Toleration, as we modern people have defined it, is the decision to replace that quest with another one both practical and material in nature. Thus, it actually lessens the binding authority of community life, an authority that makes subtle appeal to manners, traditions, group sanctions, and respect for elders. At the same time, the ersatz virtue increases the need for organization, authority exerted from outside the group, formal laws, as well as emphasizing the protection of abstract "rights" that are divorced from what the living community calls the "good".

We are arrived then at the paradoxical point where the advocates of tolerance, despite aiming for a reduction of sectarianism and an increase in freedom, have instead delivered a completely atomized social system wherein every man is his own sect and each is totally dependent on the State. It's so perverse, it would be amusing were the condition of society and freedom not so dire today.

This brings us to Mr. Conyers conclusion, in which he proposes not that we discard toleration altogether, but that we abandon the modern doctrine of toleration, which has served only power, and return to the more traditional practice of toleration, which serves the pursuit of knowledge:

What I am distinguishing as the practice of toleration, over against the doctrine that emerges from development of democratic liberalism, is the logical result of a recognition that our imperfections oblige us to listen to the insights of others. We are utterly dependent upon the gifts of society and tradition--even traditions other than our own.

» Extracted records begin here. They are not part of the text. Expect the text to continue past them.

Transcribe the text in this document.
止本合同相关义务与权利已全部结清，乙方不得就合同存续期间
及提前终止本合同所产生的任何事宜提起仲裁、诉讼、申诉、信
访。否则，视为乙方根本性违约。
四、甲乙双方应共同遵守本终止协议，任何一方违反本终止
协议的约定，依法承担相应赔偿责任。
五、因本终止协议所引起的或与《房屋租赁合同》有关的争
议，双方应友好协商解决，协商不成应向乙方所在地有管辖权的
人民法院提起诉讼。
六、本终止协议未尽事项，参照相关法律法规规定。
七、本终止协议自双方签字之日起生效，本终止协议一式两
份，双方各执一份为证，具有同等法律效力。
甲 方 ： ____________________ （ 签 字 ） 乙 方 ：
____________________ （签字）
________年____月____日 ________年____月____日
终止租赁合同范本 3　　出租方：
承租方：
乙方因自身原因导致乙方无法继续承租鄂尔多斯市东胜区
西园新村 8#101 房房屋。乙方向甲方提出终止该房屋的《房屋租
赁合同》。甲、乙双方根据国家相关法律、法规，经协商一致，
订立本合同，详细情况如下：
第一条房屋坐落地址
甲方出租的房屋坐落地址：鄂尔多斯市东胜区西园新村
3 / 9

It is toleration that recognizes not the implied self-sufficiency of the individual or of various idiosyncratic groups in a supposed pluralistic world but the insufficiency of these limits and the ultimate need for a catholic vision. Even as the doctrine of toleration promotes isolation, the practice of toleration gently nudges us into community. Therefore, authentic toleration serves, and does not hinder, the forming and functional life of groups within society. It does not hinder in that it does not discourage the quest for ultimate meaning that is the inner light and life of any social group of any lasting importance.

Ali Rizvi said...

I think that the following might be of use too:

http://virtualstoa.net/2007/03/06/a-question-for-stoa-readers/#comments


I am though, not really interested in what fundamentalism is, but rather in Habermas' views about fundamentalism (among other things) and how they can be problematized.